05. - 07.06.2018
PCIM Europe 2018
Power Electronics | Intelligent Motion | Renewable Energy | Energy Management


Tutorial 9

Magnetic Components - The Key to Future Power Electronic Circuits


Monday, 04.06.2018, 09:00 - 17:00 hrs


Arvena Park Hotel Nuremberg, Görlitzer Str. 51, 90473 Nuremberg


09:00 Magnetic Components - The Key to Future Power Electronic Circuits
Prof. William G. Hurley, National University of Ireland, Galway, Irland
Dr. Werner Hugo Wölfle, Traco Power Solutions, Wexford, Irland
Developments in power semiconductor devices naturally lead to higher frequency operation in the host circuit and this in turn means smaller magnetic components. The advent of GaN and SiC devices has accelerated the movement to resonant circuits for power conversion. High frequency operation of magnetic components means that additional losses occur: skin effect, proximity effect in windings and fringing effect around air-gaps.

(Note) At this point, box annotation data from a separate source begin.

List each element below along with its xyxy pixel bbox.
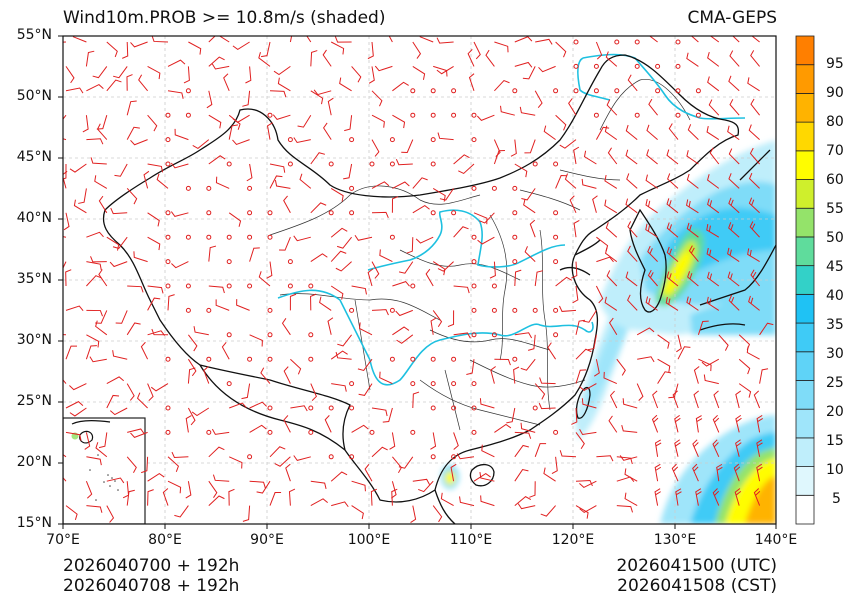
wind-barbs [63,36,774,523]
colorbar-label: 55 [826,201,844,217]
colorbar-bin [795,236,815,267]
colorbar-bin [795,265,815,295]
lat-label: 20°N [16,454,52,470]
model-source-label: CMA-GEPS [687,8,777,28]
colorbar-label: 90 [826,85,844,101]
valid-time-utc: 2026041500 (UTC) [616,556,777,576]
lat-label: 50°N [16,88,52,104]
colorbar-label: 10 [826,462,844,478]
init-time-cst: 2026040708 + 192h [63,576,240,596]
colorbar-label: 80 [826,114,844,130]
lat-label: 30°N [16,332,52,348]
colorbar-bin [795,494,815,525]
colorbar-bin [795,64,815,94]
lon-label: 80°E [148,532,182,548]
colorbar-label: 30 [826,346,844,362]
colorbar-bin [795,179,815,209]
coastlines-and-borders [102,54,776,524]
colorbar-bin [795,408,815,439]
colorbar-label: 50 [826,230,844,246]
lat-label: 35°N [16,271,52,287]
lat-label: 15°N [16,515,52,531]
colorbar-bin [795,35,815,66]
colorbar-label: 20 [826,404,844,420]
colorbar-bin [795,322,815,353]
colorbar-label: 15 [826,433,844,449]
valid-time-cst: 2026041508 (CST) [617,576,777,596]
lon-label: 70°E [46,532,80,548]
lon-label: 100°E [347,532,391,548]
lat-label: 55°N [16,27,52,43]
valid-time-block: 2026041500 (UTC) 2026041508 (CST) [616,556,777,596]
colorbar-bin [795,380,815,410]
colorbar-bin [795,121,815,152]
lon-label: 110°E [449,532,493,548]
lat-label: 40°N [16,210,52,226]
chart-title: Wind10m.PROB >= 10.8m/s (shaded) [63,8,386,28]
lon-label: 140°E [754,532,798,548]
colorbar-bin [795,150,815,180]
colorbar [795,35,815,525]
lon-label: 120°E [551,532,595,548]
colorbar-bin [795,437,815,467]
lat-label: 45°N [16,149,52,165]
lon-label: 130°E [653,532,697,548]
colorbar-bin [795,93,815,123]
south-china-sea-inset [63,417,146,524]
colorbar-label: 35 [826,317,844,333]
colorbar-label: 5 [832,491,841,507]
colorbar-label: 70 [826,143,844,159]
colorbar-label: 60 [826,172,844,188]
lon-label: 90°E [250,532,284,548]
colorbar-label: 45 [826,259,844,275]
colorbar-label: 95 [826,56,844,72]
graticule [63,36,776,524]
init-time-utc: 2026040700 + 192h [63,556,240,576]
colorbar-bin [795,207,815,238]
lat-label: 25°N [16,393,52,409]
colorbar-label: 40 [826,288,844,304]
colorbar-bin [795,351,815,381]
colorbar-bin [795,293,815,324]
colorbar-label: 25 [826,375,844,391]
probability-shading [71,140,776,524]
axis-ticks [58,35,777,529]
colorbar-bin [795,466,815,496]
init-time-block: 2026040700 + 192h 2026040708 + 192h [63,556,239,596]
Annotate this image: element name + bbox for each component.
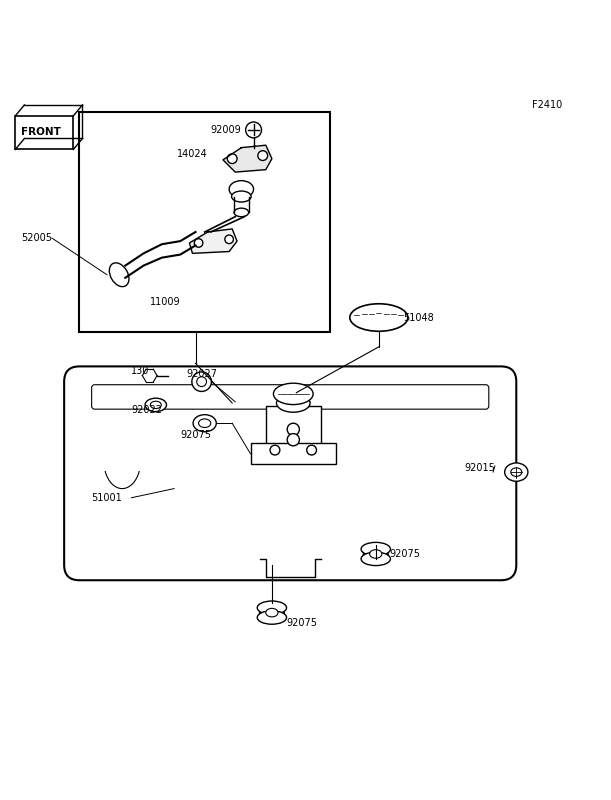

This tutorial will address all of these effects offering both analysis and practical solutions to mitigate any losses that arise.Losses for both sinusoidal and non-sinusoidal operation will be covered

This seminar is based on a textbook authored by the speakers: TRANSFORMERS AND INDUCTORS FOR POWER ELECTRONICS: Theory, Design and Applications, Wiley, 2013.

Outline of the Tutorial:

The Introduction covers the fundamental concepts of magnetic components that serve to underpin the later sections.

-Inductor Design
In Section I, the design rules for inductor design are established and examples of different types of inductors are given. The single coil inductor, be it in air or with a ferromagnetic core or substrate, is the energy storage device for magnetic fields. A special example is the inductor in a flyback converter, since it has more than one coil. Examples include: forward, flyback, pushpull and LLC resonant converters; filter chokes. Examples with both distributed and discrete gaps will be presented.

-Transformer Design
Section II deals with the general design methodology for transformers. Particular emphasis is placed on modern circuits where non-sinusoidal waveforms are encountered and power factor calculations for non-sinusoidal waveforms are covered. Optimised design for core and winding losses will be fully covered taking into account the additional losses at high frequency. Examples include: forward, pushpull and resonant converters.

-High Frequency Design
There is an inverse relationship between the size of a transformer and its frequency of operation. However, losses increase at high frequency. There is skin effect loss and proximity effect loss in the windings due to the non-uniform distribution of the current in the conductors. The core loss increases due to the eddy currents circulating in the magnetic core and due to hysteresis. General rules are established for optimising the design of windings under various excitation and operating conditions. A new robust and simplified approach to high frequency losses will be presented to optimise the winding design. Losses that result from fringing effect of the magnetic field around an air-gap will be covered. The use of litz wire for mitigating skin and proximity effects will be treated. The application of interleaving to reduce proximity effects will be explained.

Who should attend?
This seminar is of interest to and practising engineers working with power supplies and energy conversion systems; students of electrical engineering and electrical energy systems; graduate students dealing with specialised inductor and transformer design for high frequency operation.


Speaker detail

Professor William G. Hurley
Prof. William G. Hurley
National University of Ireland, Galway, Irland
William Gerard Hurley received the B.E. degree in Electrical Engineering from the National University of Ireland, Cork in 1974, the M.S. degree in Electrical Engineering from the Massachusetts Institute of Technology, Cambridge MA, in 1976 and the PhD degree at the National University of Ireland, Galway in 1988. He worked for Honeywell Controls and Ontario Hydro in Canada from 1977 to 1983. He has been at the National University of Ireland, Galway since 1991. He is a Life Fellow of the IEEE. He received the IEEE Power Electronics Society Middlebrook Technical Achievement Award in 2013 and was appointed Distinguished Lecturer of the IEEE for 2014-2017. He has co-authored a text book on magnetic component design for power electronics.
Mr. Werner Hugo Wölfle
Dr. Werner Hugo Wölfle
Traco Power Solutions, Wexford, Irland
Werner Hugo Wölfle was born in Bad Schussenried, Germany. He graduated from the University of Stuttgart in Germany in 1981 as a Diplom-Ingenieur in Power Electronics. He completed a PhD degree at the National University of Ireland, Galway in 2003. He worked for various companies in the field of Power Electronics as a Development Engineer for power converters in space craft, military and high grade industrial applications. Since 1989 he is Managing Director and head of the R&D Department of Traco Power Solutions in Ireland. Traco Power Solutions develops high reliability power converters and power supplies for industrial applications. Dr. Wölfle has co-authored a text book on magnetics for power electronics.